The talk of the business world last week focused on a big announcement from Business Roundtable: shareholder value is no longer the sole business objective of the nation’s top CEOs and the companies they lead.
This shouldn’t come as a surprise to anyone who has seen the news, read a tweet, or had a conversation about Corporate Social Responsibility (CSR) in the past few years. From Dick’s Sporting Goods’ stand against assault rifles to Nike’s bold statement with the Kaepernick “Dream Crazy” ad to the day-to-day conversations companies need to have about CSR, it’s clear people are demanding more and more of companies and products. In fact, this focus may just be the driving force for profit generation moving forward.

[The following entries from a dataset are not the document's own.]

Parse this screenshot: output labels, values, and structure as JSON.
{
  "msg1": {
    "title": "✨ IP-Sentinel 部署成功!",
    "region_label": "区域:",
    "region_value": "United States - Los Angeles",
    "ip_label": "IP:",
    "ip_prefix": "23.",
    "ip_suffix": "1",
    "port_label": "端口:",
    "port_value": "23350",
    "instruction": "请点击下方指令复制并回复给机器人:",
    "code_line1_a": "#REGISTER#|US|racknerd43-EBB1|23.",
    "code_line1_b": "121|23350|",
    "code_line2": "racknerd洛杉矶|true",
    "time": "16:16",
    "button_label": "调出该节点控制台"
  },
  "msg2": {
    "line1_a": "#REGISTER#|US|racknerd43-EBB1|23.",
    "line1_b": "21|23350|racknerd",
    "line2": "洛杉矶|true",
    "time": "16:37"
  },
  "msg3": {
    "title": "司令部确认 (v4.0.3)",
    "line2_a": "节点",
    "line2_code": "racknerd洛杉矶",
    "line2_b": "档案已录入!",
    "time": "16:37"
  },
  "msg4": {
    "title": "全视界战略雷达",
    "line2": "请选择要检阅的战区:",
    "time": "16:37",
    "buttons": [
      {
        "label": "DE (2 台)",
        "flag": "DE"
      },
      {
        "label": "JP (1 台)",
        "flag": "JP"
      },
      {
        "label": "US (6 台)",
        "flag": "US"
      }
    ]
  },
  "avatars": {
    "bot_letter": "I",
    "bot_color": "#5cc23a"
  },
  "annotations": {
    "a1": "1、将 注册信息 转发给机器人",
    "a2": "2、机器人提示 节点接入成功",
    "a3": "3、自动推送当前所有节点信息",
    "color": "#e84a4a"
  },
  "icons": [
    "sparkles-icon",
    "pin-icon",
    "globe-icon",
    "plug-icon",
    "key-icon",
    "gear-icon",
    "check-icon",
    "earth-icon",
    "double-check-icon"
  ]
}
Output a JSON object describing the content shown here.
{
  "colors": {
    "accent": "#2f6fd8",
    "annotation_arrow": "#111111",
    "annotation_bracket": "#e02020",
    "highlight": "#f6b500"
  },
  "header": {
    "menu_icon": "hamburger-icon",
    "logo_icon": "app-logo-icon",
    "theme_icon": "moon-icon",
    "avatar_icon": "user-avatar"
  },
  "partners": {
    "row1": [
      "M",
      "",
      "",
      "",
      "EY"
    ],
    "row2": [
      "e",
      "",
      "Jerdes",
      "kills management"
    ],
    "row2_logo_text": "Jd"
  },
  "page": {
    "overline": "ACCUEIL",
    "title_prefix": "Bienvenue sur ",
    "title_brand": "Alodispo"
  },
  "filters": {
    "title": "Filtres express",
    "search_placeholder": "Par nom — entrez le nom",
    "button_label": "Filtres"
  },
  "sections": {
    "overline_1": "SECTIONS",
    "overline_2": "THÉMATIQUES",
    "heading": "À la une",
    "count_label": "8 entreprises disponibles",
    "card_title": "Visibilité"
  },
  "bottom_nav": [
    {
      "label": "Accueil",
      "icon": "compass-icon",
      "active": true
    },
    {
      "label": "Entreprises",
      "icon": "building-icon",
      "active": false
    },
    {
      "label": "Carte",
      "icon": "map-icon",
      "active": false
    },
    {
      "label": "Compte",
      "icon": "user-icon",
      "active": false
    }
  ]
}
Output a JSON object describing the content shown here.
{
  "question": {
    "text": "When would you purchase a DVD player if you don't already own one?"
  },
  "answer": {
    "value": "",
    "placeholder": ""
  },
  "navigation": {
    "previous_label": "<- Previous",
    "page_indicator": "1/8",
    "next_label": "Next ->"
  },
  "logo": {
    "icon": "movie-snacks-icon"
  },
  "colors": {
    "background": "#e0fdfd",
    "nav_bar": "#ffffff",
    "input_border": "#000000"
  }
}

We may have millennials to thank for this shift. Many millennial employees expect their employers to stand for something beyond profit. More and more companies are including CSR efforts on their website and LinkedIn employment sections. Highlighting employee volunteerism, offering employees time off to get involved in the community, and emphasizing a commitment to diversity and inclusion have become a major components of the recruitment process.

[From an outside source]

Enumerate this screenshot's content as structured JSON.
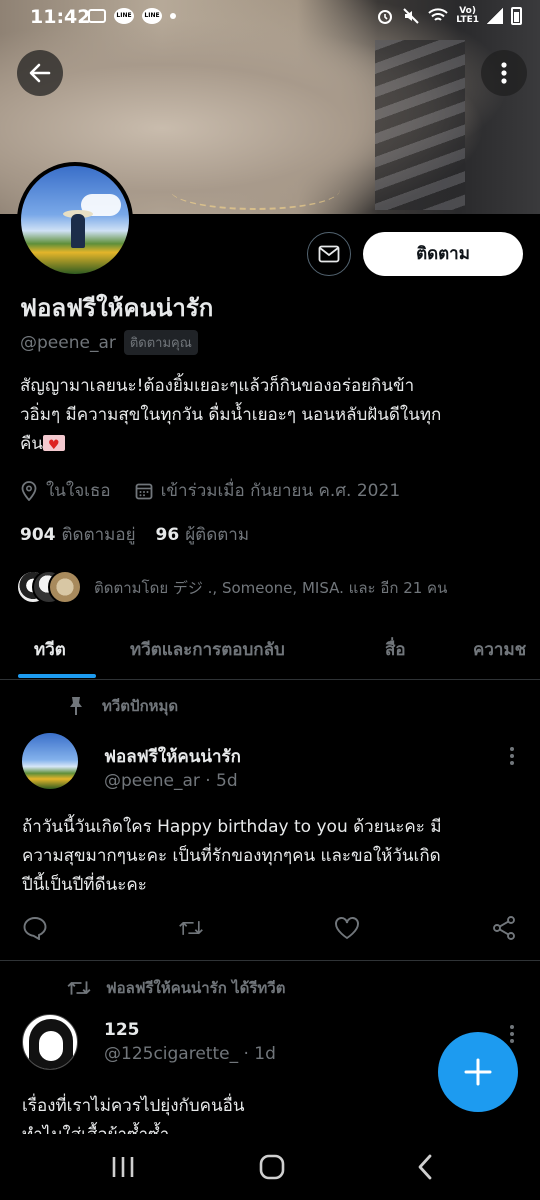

Millennials are also demanding consumers. Research has made it clear that millennials are more likely to align themselves with brands that have an “authentic cause” and “show [they] provide something of value to the world.” They demand more than just basic CSR, they want brands to pay attention to social causes and passionately engage with them, not just throw money at them.
In reality, this announcement from Business Roundtable is not a big surprise. Corporations have to grow and adapt with time. Many of them have already started to make this switch so this announcement could be seen as an afterthought or the formalizing of an operating behavior.
Now, this doesn’t mean that profit doesn’t matter anymore. In fact, profit is honestly still the driver of all of these actions. Consumers still have the power. The difference is, they’re exercising that power to make social and political statements.
If corporations are concerned about how to get shareholder buy-in for this new perspective, they can easily put part of it into monetary terms. Investing in cause marketing and CSR initiatives, and strategically engaging with causes that align with their business objectives, is good for business. Not only does it help sell the brand to consumers and potential employees, but it also helps build customer loyalty and important political and social capital that can be cashed in when a crisis strikes.
The bigger challenge is going to be convincing investors and stakeholders that investing in employee benefits, such as offering a higher minimum wage and flexible hours, will also be good for long-term profit. This is an area where you’ll especially need focused messaging and strong examples. If you need somewhere to start looking for those proof points, company review website Glassdoor dove into some helpful research on this topic in a 2017 article.
The four new primary objectives outlined by Business Roundtable (deliver value to customers, invest in employees, deal fairly and ethically with suppliers, and support the communities in which they work) can drive a company’s financial success. Taking steps to prove to investors that these priorities help deliver on the fifth most important objective (generate “long-term value for shareholders”) should be the top priority of investor relations and communications teams across the country.